Notably, the countries complaining about the conditions in New Delhi have nearly all been from the more privileged of the Commonwealth nations – those with predominantly white populations and high standards of living. The source of the problem can be seen by looking back at the start of the games – which were originally called the British Empire Games in 1930, and only took on their new and somewhat more egalitarian title in the 1960s. But the real problem is the dual standard that remains worldwide as a result of the colonial imperialism without which, there would be no games, and no problem.
Colonial possessions, including India were systematically exploited for resources, a trend that continues to this day, and there is some irony in the fact that a nation where so many still live in abject poverty would spend 7.5 billion dollars on an athletic event where the only common bond shared by most of the 54 member states is that they were colonized or had their indigenous population exploited by Great Britain for over a century.
Perhaps these games will serve to highlight for the privileged upper-class of the world that the conditions under which they would not deign to live for a few weeks are the daily reality for billions of their fellow humans around the world who live on less than $1.25 per day.
Charli Carpenter [so far as I know, no relation] terms the athlete’s whining “hypocrisy,” especially in light of last week’s bridge collapse. But that’s a non sequitur.
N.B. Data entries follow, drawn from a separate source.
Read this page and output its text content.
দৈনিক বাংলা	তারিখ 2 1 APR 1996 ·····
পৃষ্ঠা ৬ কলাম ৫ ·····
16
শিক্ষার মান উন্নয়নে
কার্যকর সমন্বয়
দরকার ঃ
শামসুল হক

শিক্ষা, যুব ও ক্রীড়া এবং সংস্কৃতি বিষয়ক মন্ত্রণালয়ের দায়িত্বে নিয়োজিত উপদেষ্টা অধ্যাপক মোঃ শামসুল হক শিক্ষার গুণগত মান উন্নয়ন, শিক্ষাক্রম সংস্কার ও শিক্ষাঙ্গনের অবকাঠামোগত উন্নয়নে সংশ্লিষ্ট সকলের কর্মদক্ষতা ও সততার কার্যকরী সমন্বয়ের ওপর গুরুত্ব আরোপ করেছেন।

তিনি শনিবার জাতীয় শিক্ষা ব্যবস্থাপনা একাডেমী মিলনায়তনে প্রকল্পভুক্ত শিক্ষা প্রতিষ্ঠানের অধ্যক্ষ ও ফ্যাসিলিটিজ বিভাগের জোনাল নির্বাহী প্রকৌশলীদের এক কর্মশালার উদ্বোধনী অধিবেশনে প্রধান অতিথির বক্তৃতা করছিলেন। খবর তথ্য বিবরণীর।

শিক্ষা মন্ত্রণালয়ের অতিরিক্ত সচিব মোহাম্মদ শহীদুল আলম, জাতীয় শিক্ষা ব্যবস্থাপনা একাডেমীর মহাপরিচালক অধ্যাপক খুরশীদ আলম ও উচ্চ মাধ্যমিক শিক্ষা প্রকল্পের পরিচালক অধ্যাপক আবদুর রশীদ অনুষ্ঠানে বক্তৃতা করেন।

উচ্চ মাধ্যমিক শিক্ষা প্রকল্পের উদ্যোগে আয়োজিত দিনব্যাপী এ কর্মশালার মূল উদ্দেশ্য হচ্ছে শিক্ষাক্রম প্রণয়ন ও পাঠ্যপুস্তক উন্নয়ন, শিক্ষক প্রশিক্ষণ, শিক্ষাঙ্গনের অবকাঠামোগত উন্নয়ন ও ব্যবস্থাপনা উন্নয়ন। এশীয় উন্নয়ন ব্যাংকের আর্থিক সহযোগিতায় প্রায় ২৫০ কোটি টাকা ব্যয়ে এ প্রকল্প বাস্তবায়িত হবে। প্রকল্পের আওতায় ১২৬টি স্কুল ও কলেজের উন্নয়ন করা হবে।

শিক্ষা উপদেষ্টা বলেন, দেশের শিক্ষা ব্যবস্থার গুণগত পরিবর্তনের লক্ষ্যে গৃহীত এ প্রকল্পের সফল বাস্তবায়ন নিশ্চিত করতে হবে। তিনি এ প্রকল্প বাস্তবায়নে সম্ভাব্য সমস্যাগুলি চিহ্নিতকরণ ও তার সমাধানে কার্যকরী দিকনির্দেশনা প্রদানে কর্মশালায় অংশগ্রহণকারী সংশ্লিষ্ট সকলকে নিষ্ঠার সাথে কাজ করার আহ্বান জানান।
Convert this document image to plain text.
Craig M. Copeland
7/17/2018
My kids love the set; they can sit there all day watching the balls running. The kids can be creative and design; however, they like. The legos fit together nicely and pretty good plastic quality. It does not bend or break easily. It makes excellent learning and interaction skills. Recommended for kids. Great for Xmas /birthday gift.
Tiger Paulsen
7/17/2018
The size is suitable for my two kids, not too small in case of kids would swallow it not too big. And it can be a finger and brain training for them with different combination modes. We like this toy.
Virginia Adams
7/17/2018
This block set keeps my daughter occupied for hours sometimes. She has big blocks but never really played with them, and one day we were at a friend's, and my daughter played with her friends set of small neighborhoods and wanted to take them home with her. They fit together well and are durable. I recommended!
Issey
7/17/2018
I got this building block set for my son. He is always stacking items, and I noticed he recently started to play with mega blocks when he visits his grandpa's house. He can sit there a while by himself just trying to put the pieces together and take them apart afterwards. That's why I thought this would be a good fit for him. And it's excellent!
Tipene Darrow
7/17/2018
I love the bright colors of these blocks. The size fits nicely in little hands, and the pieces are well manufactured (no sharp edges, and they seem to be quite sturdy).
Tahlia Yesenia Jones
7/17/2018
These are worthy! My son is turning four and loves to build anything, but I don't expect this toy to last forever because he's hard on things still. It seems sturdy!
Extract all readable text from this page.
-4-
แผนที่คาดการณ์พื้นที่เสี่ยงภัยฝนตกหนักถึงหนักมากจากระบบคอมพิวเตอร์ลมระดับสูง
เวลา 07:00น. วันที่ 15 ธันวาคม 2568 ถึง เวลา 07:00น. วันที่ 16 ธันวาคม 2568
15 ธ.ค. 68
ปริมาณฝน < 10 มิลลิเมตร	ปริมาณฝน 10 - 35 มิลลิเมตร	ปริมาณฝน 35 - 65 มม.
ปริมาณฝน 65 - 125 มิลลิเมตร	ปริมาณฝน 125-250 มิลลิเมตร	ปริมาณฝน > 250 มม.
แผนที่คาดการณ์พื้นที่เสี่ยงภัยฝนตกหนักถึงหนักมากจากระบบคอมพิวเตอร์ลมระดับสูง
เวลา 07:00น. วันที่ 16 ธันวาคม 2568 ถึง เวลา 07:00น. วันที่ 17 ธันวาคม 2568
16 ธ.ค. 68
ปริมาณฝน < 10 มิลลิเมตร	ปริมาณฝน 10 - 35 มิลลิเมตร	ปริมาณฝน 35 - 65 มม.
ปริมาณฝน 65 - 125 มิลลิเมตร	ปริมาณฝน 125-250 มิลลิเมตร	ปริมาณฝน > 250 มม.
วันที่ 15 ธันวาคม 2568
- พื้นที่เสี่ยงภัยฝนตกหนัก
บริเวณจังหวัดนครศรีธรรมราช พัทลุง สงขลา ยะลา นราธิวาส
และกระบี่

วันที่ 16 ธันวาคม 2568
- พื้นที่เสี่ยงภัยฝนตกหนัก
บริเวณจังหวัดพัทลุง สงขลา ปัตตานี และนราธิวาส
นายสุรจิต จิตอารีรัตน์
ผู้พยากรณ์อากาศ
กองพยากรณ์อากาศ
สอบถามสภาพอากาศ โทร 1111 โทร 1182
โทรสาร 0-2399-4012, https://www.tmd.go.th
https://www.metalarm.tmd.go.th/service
The fact that there are millions of people living in squalid and unsafe conditions may make this controversy a teachable moment. But, surely, athletes from societies that are comparative healthy have no moral obligation to subject themselves to significant hazards just because others have it rough? Cambodian children risk getting limbs blown off by decades-old land mines on a daily basis. Nobody’s proposing holding the next Olympics on those fields to teach the bloody white bastards a lesson.
Not to be outdone, Spiked editor Mick Hume takes to the pages of The Australian to insinuate that all the complaints are mere racism or some desire to put the uppity wogs in their place.
Why did the British non-sporting media suddenly splash sensational stories of “filthy” living quarters and unfinished buildings and “reports” that foreign athletes could be at risk from attack by everything from dengue fever and snakes to terrorists? Because it gave the old boys of the Mother Country a rare opportunity to look down on the uppity Indians.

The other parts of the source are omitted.